Last week, the ongoing next-generation DVD format war took a portentous turn when Warner Bros. announced that it was pulling support for HD DVD in order to exclusively support Blu-ray. The news was quickly followed up by a rumor--since denied--that Paramount, too, was dropping HD DVD. But the HD DVD camp cancelled a long-planned press event at the International Consumer Electronics Show (CES) in Las Vegas, leading many to predict that the format wars were essentially over, with HD DVD the loser.
Those rumors were bolstered this week when primary HD DVD backer Toshiba announced stunning price reductions on all its HD DVD hardware players. Its low-end player, the HD-A3, dropped from $300 to $150 overnight, and the mid-line HD-A30 also dropped 50 percent, from $400 to $200. The high-end HD-A35 player dropped from $500 to $300. Blu-ray players, already more expensive than the HD DVD competition, start at a little under $300.

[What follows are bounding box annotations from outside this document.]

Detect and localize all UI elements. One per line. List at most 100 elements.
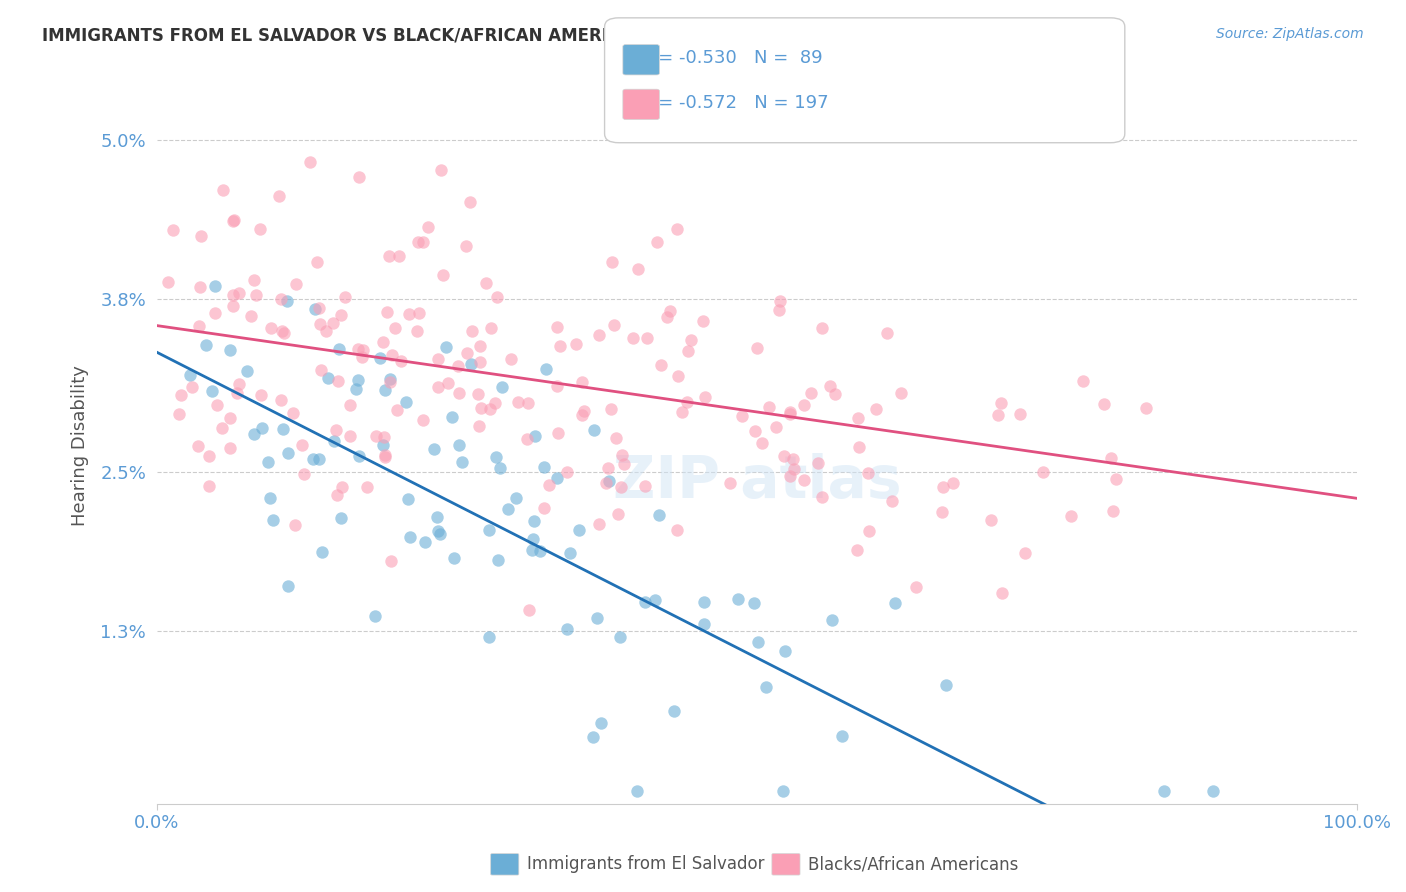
Point: [243, 273, 266, 287]
Point: [987, 409, 1010, 423]
Point: [598, 474, 620, 488]
Point: [647, 508, 669, 522]
Point: [678, 344, 700, 359]
Point: [467, 386, 489, 401]
Point: [322, 316, 344, 330]
Point: [257, 455, 280, 469]
Y-axis label: Hearing Disability: Hearing Disability: [72, 365, 89, 525]
Point: [720, 475, 742, 490]
Point: [326, 488, 349, 502]
Point: [758, 401, 780, 415]
Point: [373, 430, 395, 444]
Point: [644, 593, 666, 607]
Point: [768, 293, 790, 308]
Point: [434, 340, 457, 354]
Point: [352, 350, 374, 364]
Point: [179, 368, 201, 382]
Point: [408, 306, 430, 320]
Point: [610, 480, 633, 494]
Point: [589, 715, 612, 730]
Point: [198, 479, 221, 493]
Point: [380, 375, 402, 389]
Point: [613, 457, 636, 471]
Point: [520, 543, 543, 558]
Point: [508, 394, 530, 409]
Point: [565, 336, 588, 351]
Point: [478, 401, 501, 416]
Point: [865, 402, 887, 417]
Point: [302, 452, 325, 467]
Point: [169, 388, 191, 402]
Point: [534, 361, 557, 376]
Point: [426, 380, 449, 394]
Point: [1102, 504, 1125, 518]
Point: [284, 517, 307, 532]
Point: [1073, 374, 1095, 388]
Point: [522, 514, 544, 528]
Point: [650, 358, 672, 372]
Point: [389, 354, 412, 368]
Point: [811, 321, 834, 335]
Point: [285, 277, 308, 291]
Point: [486, 290, 509, 304]
Point: [645, 235, 668, 250]
Point: [935, 678, 957, 692]
Point: [316, 371, 339, 385]
Point: [374, 448, 396, 462]
Point: [339, 429, 361, 443]
Point: [277, 446, 299, 460]
Point: [517, 602, 540, 616]
Point: [558, 546, 581, 560]
Point: [467, 419, 489, 434]
Point: [793, 473, 815, 487]
Point: [344, 383, 367, 397]
Point: [665, 523, 688, 537]
Point: [222, 213, 245, 227]
Point: [222, 287, 245, 301]
Point: [190, 228, 212, 243]
Point: [260, 321, 283, 335]
Point: [352, 343, 374, 358]
Point: [250, 388, 273, 402]
Point: [751, 436, 773, 450]
Point: [755, 680, 778, 694]
Point: [373, 335, 395, 350]
Point: [330, 511, 353, 525]
Point: [456, 345, 478, 359]
Point: [606, 507, 628, 521]
Point: [571, 375, 593, 389]
Point: [582, 730, 605, 744]
Point: [468, 355, 491, 369]
Point: [240, 309, 263, 323]
Point: [198, 449, 221, 463]
Point: [779, 405, 801, 419]
Point: [571, 408, 593, 422]
Point: [595, 475, 617, 490]
Point: [412, 412, 434, 426]
Point: [222, 214, 245, 228]
Point: [292, 467, 315, 482]
Point: [662, 704, 685, 718]
Point: [201, 384, 224, 398]
Point: [858, 524, 880, 539]
Point: [167, 407, 190, 421]
Point: [429, 527, 451, 541]
Point: [456, 239, 478, 253]
Point: [308, 301, 330, 316]
Point: [523, 429, 546, 443]
Point: [627, 261, 650, 276]
Point: [273, 326, 295, 340]
Point: [693, 390, 716, 404]
Point: [692, 616, 714, 631]
Point: [529, 544, 551, 558]
Point: [636, 331, 658, 345]
Point: [516, 396, 538, 410]
Point: [364, 429, 387, 443]
Point: [1135, 401, 1157, 415]
Point: [772, 783, 794, 797]
Point: [413, 535, 436, 549]
Point: [603, 318, 626, 332]
Text: Blacks/African Americans: Blacks/African Americans: [808, 855, 1019, 873]
Point: [744, 424, 766, 438]
Point: [800, 385, 823, 400]
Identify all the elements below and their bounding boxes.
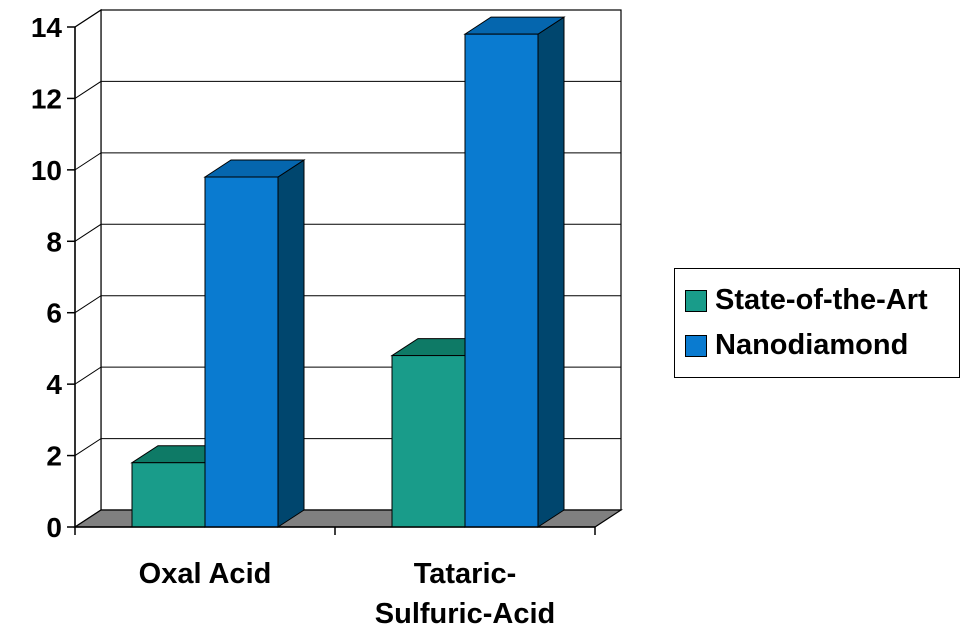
legend-swatch-1 bbox=[685, 334, 707, 357]
legend-item-1: Nanodiamond bbox=[685, 329, 908, 362]
legend-label-1: Nanodiamond bbox=[715, 329, 909, 361]
gridline-7 bbox=[74, 9, 621, 28]
y-tick-label-7: 14 bbox=[31, 12, 63, 43]
gridline-4 bbox=[74, 223, 621, 242]
bar-side-1-0 bbox=[277, 159, 305, 528]
category-label-1: Tataric- Sulfuric-Acid bbox=[375, 558, 555, 630]
bar-0-1 bbox=[391, 355, 466, 528]
side-wall bbox=[74, 8, 102, 529]
category-label-0: Oxal Acid bbox=[139, 558, 272, 590]
legend-swatch-0 bbox=[685, 289, 707, 312]
bar-side-1-1 bbox=[537, 16, 565, 528]
chart-axes bbox=[67, 26, 596, 535]
bar-1-1 bbox=[464, 33, 539, 528]
y-tick-label-3: 6 bbox=[46, 298, 62, 329]
y-axis-tick-labels: 0 2 4 6 8 10 12 14 bbox=[31, 12, 63, 543]
y-tick-label-2: 4 bbox=[46, 369, 62, 400]
x-axis-category-labels: Oxal Acid Tataric- Sulfuric-Acid bbox=[139, 558, 556, 630]
bar-0-0 bbox=[131, 462, 206, 528]
y-tick-label-4: 8 bbox=[46, 226, 62, 257]
legend-item-0: State-of-the-Art bbox=[685, 284, 928, 317]
category-label-0-line-0: Oxal Acid bbox=[139, 558, 272, 590]
y-tick-label-1: 2 bbox=[46, 441, 62, 472]
chart-bars bbox=[130, 16, 566, 528]
legend-label-0: State-of-the-Art bbox=[715, 284, 928, 316]
category-label-1-line-1: Sulfuric-Acid bbox=[375, 598, 555, 630]
y-tick-label-6: 12 bbox=[31, 83, 62, 114]
legend: State-of-the-Art Nanodiamond bbox=[674, 268, 960, 378]
bar-1-0 bbox=[204, 176, 279, 528]
chart-gridlines bbox=[74, 9, 621, 456]
gridline-6 bbox=[74, 80, 621, 99]
category-label-1-line-0: Tataric- bbox=[414, 558, 517, 590]
gridline-5 bbox=[74, 152, 621, 171]
gridline-3 bbox=[74, 295, 621, 314]
y-tick-label-0: 0 bbox=[46, 512, 62, 543]
y-tick-label-5: 10 bbox=[31, 155, 62, 186]
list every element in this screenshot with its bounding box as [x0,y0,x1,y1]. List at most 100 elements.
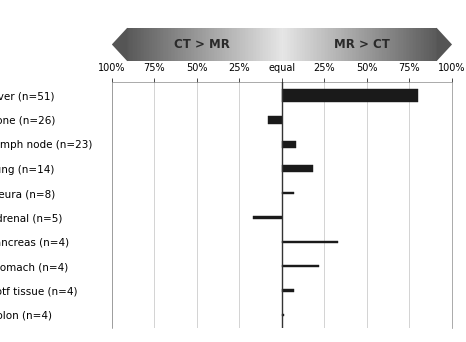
Bar [138,28,140,61]
Bar [154,28,155,61]
Bar [211,28,212,61]
Bar [316,28,317,61]
Bar [160,28,161,61]
Bar [282,265,319,267]
Bar [435,28,437,61]
Bar [237,28,239,61]
Bar [405,28,407,61]
Bar [276,28,277,61]
Bar [235,28,237,61]
Bar [247,28,248,61]
Bar [379,28,381,61]
Bar [429,28,431,61]
Bar [282,240,338,243]
Bar [327,28,329,61]
Bar [259,28,260,61]
Bar [291,28,293,61]
Bar [147,28,149,61]
Bar [248,28,249,61]
Bar [415,28,417,61]
Bar [417,28,418,61]
Bar [197,28,199,61]
Bar [242,28,243,61]
Bar [263,28,265,61]
Bar [350,28,351,61]
Bar [149,28,151,61]
Bar [339,28,341,61]
Bar [364,28,365,61]
Bar [260,28,262,61]
Bar [297,28,299,61]
Bar [141,28,143,61]
Bar [186,28,188,61]
Bar [277,28,279,61]
Bar [325,28,327,61]
Bar [371,28,373,61]
Bar [167,28,169,61]
Bar [192,28,194,61]
Bar [132,28,133,61]
Polygon shape [112,28,127,61]
Bar [257,28,259,61]
Bar [282,192,294,194]
Bar [336,28,337,61]
Bar [130,28,132,61]
Bar [337,28,339,61]
Bar [319,28,321,61]
Bar [330,28,331,61]
Bar [385,28,387,61]
Bar [303,28,305,61]
Bar [233,28,234,61]
Bar [172,28,174,61]
Bar [279,28,281,61]
Bar [208,28,209,61]
Bar [331,28,333,61]
Bar [146,28,147,61]
Bar [137,28,138,61]
Bar [151,28,152,61]
Bar [164,28,166,61]
Bar [206,28,208,61]
Bar [228,28,229,61]
Bar [413,28,415,61]
Bar [129,28,130,61]
Bar [189,28,191,61]
Bar [407,28,409,61]
Bar [431,28,432,61]
Bar [403,28,404,61]
Bar [220,28,222,61]
Bar [410,28,412,61]
Bar [256,28,257,61]
Bar [355,28,356,61]
Bar [412,28,413,61]
Bar [333,28,335,61]
Bar [324,28,325,61]
Bar [365,28,367,61]
Bar [282,314,284,316]
Bar [268,116,282,123]
Bar [351,28,353,61]
Bar [253,28,254,61]
Bar [185,28,186,61]
Bar [195,28,197,61]
Bar [203,28,205,61]
Bar [356,28,358,61]
Bar [321,28,322,61]
Bar [181,28,183,61]
Bar [157,28,158,61]
Bar [342,28,344,61]
Bar [274,28,276,61]
Bar [404,28,405,61]
Bar [273,28,274,61]
Bar [347,28,349,61]
Bar [349,28,350,61]
Bar [383,28,384,61]
Bar [281,28,282,61]
Bar [225,28,226,61]
Bar [361,28,363,61]
Bar [307,28,308,61]
Bar [282,141,295,148]
Bar [245,28,247,61]
Bar [152,28,154,61]
Bar [390,28,392,61]
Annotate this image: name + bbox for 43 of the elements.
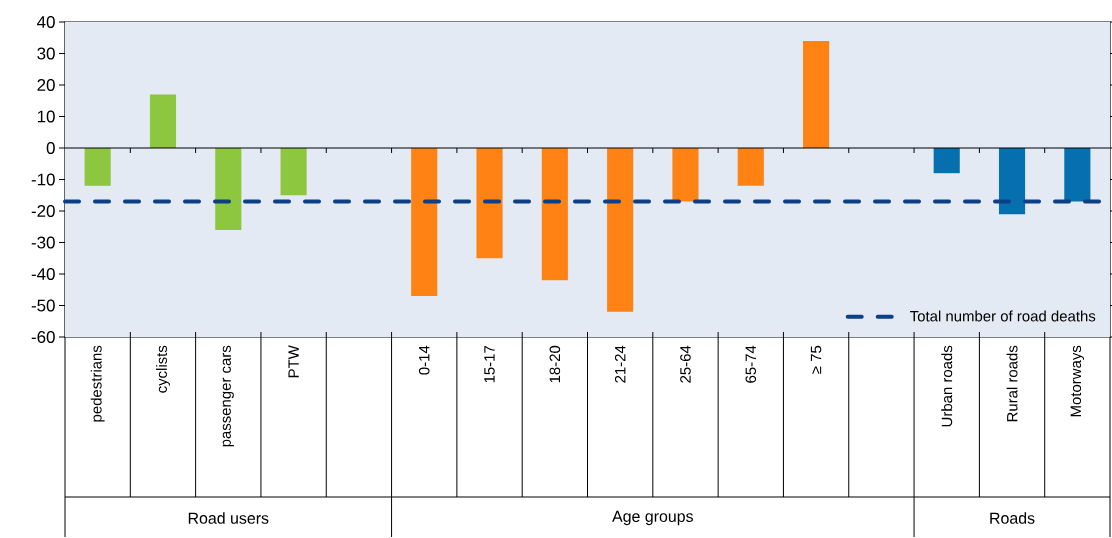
y-tick-label: 30 [37, 47, 55, 60]
bar [149, 94, 177, 148]
y-tick-label: -50 [31, 299, 55, 312]
x-tick-label: Motorways [1070, 345, 1085, 417]
bar [411, 148, 438, 297]
x-tick-label: ≥ 75 [810, 345, 822, 374]
bar [84, 148, 111, 186]
y-tick-label: 20 [37, 79, 55, 91]
bar [933, 148, 960, 174]
y-tick-label: -40 [31, 268, 55, 280]
y-tick-label: -10 [31, 173, 55, 186]
x-tick-label: 0-14 [418, 345, 430, 375]
x-tick-label: Urban roads [941, 345, 953, 427]
y-tick-label: 0 [46, 142, 55, 154]
y-tick-label: -60 [31, 331, 55, 343]
x-tick-label: pedestrians [90, 345, 105, 422]
text: Age groups [612, 510, 693, 526]
x-tick-label: Rural roads [1006, 345, 1018, 422]
x-tick-label: 25-64 [680, 345, 691, 383]
y-tick-label: 10 [37, 110, 55, 123]
x-tick-label: cyclists [156, 345, 170, 393]
bar [1064, 148, 1091, 202]
x-tick-label: 65-74 [745, 345, 757, 383]
text: Roads [990, 512, 1035, 524]
y-tick-label: -20 [31, 205, 55, 217]
bar [672, 148, 699, 202]
legend-label: Total number of road deaths [910, 310, 1096, 322]
y-tick-label: 40 [37, 16, 55, 28]
bar [541, 148, 568, 281]
bar [280, 148, 307, 196]
bar [737, 148, 764, 186]
x-tick-label: passenger cars [222, 345, 234, 447]
x-tick-label: 18-20 [549, 345, 561, 383]
bar [998, 148, 1026, 215]
bar [215, 148, 242, 230]
x-tick-label: 21-24 [614, 345, 626, 383]
bar [607, 148, 634, 312]
y-tick-label: -30 [31, 236, 55, 249]
x-tick-label: 15-17 [484, 345, 495, 383]
bar [803, 40, 830, 148]
text: Road users [188, 512, 269, 524]
x-tick-label: PTW [288, 345, 299, 378]
bar [476, 148, 503, 259]
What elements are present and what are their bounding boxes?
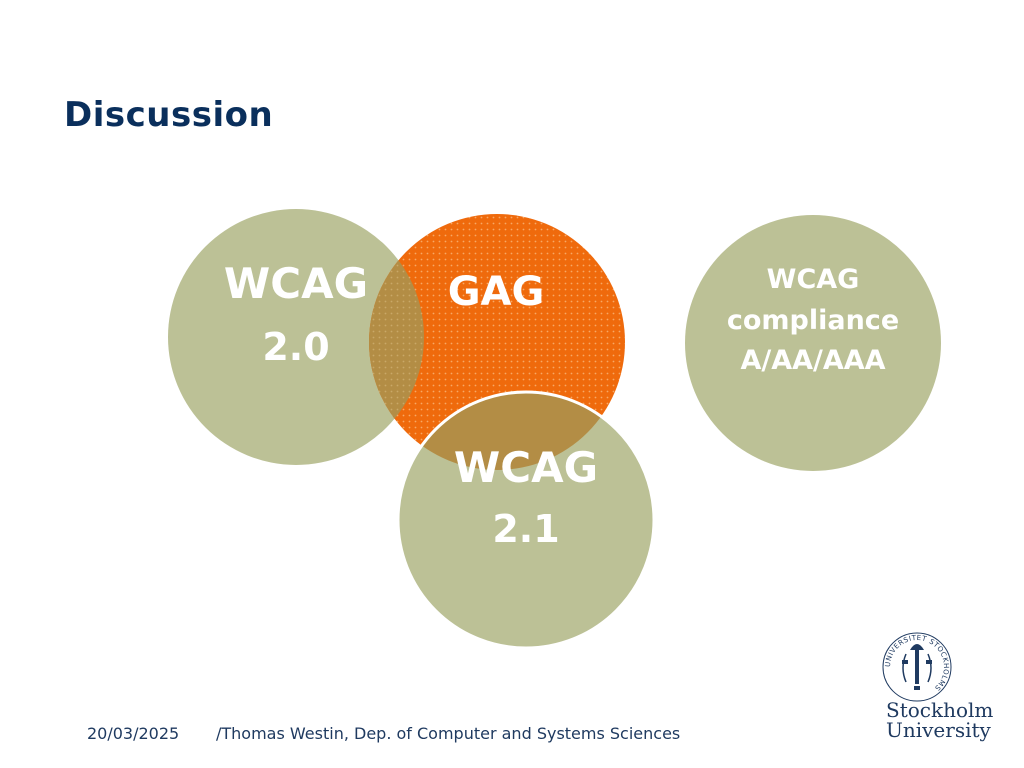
footer-date: 20/03/2025 (87, 724, 180, 743)
circle-compliance (685, 215, 941, 471)
circle-wcag20 (168, 209, 424, 465)
label-compliance-line1: WCAG (767, 264, 860, 295)
label-wcag21-line1: WCAG (454, 443, 598, 492)
label-wcag20-line2: 2.0 (262, 325, 329, 369)
label-gag: GAG (448, 269, 545, 315)
label-compliance-line2: compliance (727, 305, 899, 336)
logo-text-line2: University (886, 718, 991, 742)
slide-title: Discussion (64, 95, 274, 135)
stockholm-university-logo: UNIVERSITET STOCKHOLMS (882, 632, 952, 702)
label-wcag21-line2: 2.1 (492, 507, 559, 551)
logo-text-line1: Stockholm (886, 698, 994, 722)
footer-author: /Thomas Westin, Dep. of Computer and Sys… (216, 724, 681, 743)
label-wcag20-line1: WCAG (224, 259, 368, 308)
label-compliance-line3: A/AA/AAA (740, 345, 885, 376)
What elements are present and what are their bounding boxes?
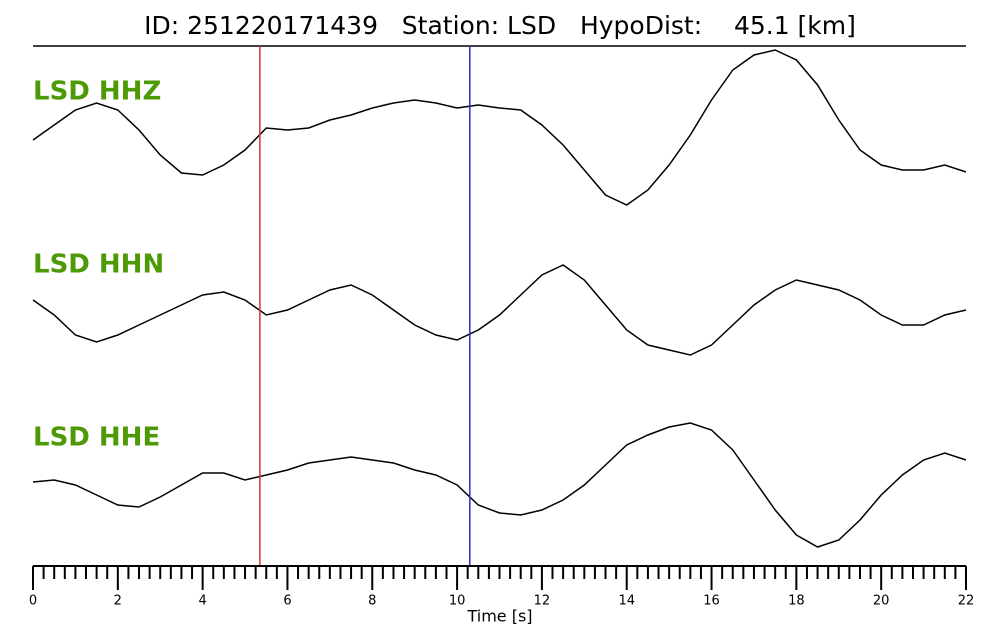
x-tick-label: 18 (788, 594, 805, 609)
x-tick-label: 22 (958, 594, 975, 609)
x-tick-label: 6 (283, 594, 291, 609)
x-tick-label: 14 (618, 594, 635, 609)
x-tick-label: 16 (703, 594, 720, 609)
x-tick-label: 0 (29, 594, 37, 609)
x-axis-label: Time [s] (466, 607, 532, 626)
trace-label: LSD HHN (33, 250, 164, 280)
trace (32, 49, 967, 206)
trace-label: LSD HHE (33, 423, 160, 453)
x-tick-label: 4 (198, 594, 206, 609)
x-tick-label: 12 (534, 594, 551, 609)
trace (32, 422, 967, 548)
x-tick-label: 20 (873, 594, 890, 609)
trace (32, 264, 967, 356)
x-tick-label: 10 (449, 594, 466, 609)
x-tick-label: 8 (368, 594, 376, 609)
x-tick-label: 2 (114, 594, 122, 609)
chart-title: ID: 251220171439 Station: LSD HypoDist: … (144, 11, 856, 40)
trace-label: LSD HHZ (33, 77, 161, 107)
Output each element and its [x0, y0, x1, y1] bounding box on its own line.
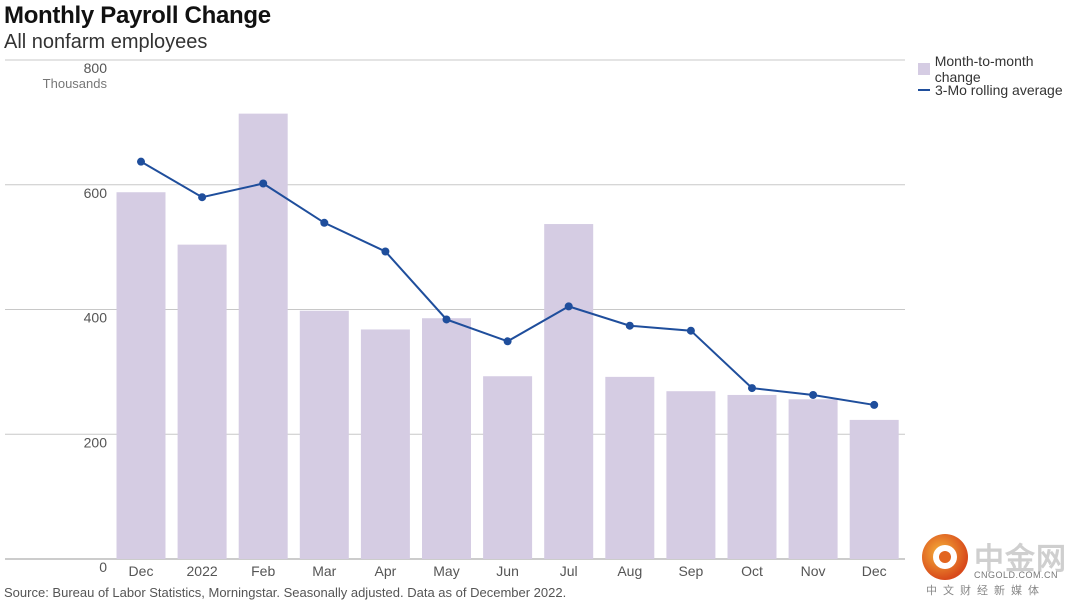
line-point [381, 247, 390, 256]
x-tick-label: Aug [617, 563, 642, 579]
y-unit-label: Thousands [43, 76, 108, 91]
x-tick-label: 2022 [187, 563, 218, 579]
y-tick-label: 200 [84, 434, 108, 450]
line-point [259, 179, 268, 188]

Toshiba's aggressive price cuts were no doubt intended to drive consumer interest in the format. But it might have had the opposite effect: Analysts feel the move was one of desperation, signaling to consumers that HD DVD is a losing effort.
To be fair, however, neither HD DVD nor Blu-ray is doing particularly well in the market. Only one million standalone next-generation DVD players were purchased in the United States through the end of 2007, and most of those (about 580,000 units) were HD DVD, not Blu-ray. (However, Sony sold 3.4 million Blu-ray equipped PlayStation 3 video game consoles as well, skewing the results wildly in Blu-ray's favor.) Content is a problem too: Although just 400 movies are available in HD DVD and Blu-ray, there are hundreds of thousands of standard DVD movies to choose from.
The biggest concern here, really, is industry support. Right now, five major movie studios--Columbia, Disney, Fox, Sony, and Warner Bros.--support Blu-ray. But only two major studios--Paramount and Universal--support HD DVD. On the rental front, Blockbuster and Netflix offer both formats, but Blockbuster reports that 70 percent of HD rentals are in the Blu-ray format. And one other factor could help drive industry support toward Blu-ray: Consumers who own Blu-ray devices tend to purchase twice as many HD discs per player as do HD DVD users.
At this point, there's no clear winner, and many companies, including Apple and Microsoft, seem to be emphasizing digital downloads over HD disc formats. Furthermore, on-demand HD rentals from cable companies will help ensure that these formats are never as pervasive as DVD. If you're looking for a real winner in this battle, it might be time to look beyond physical media.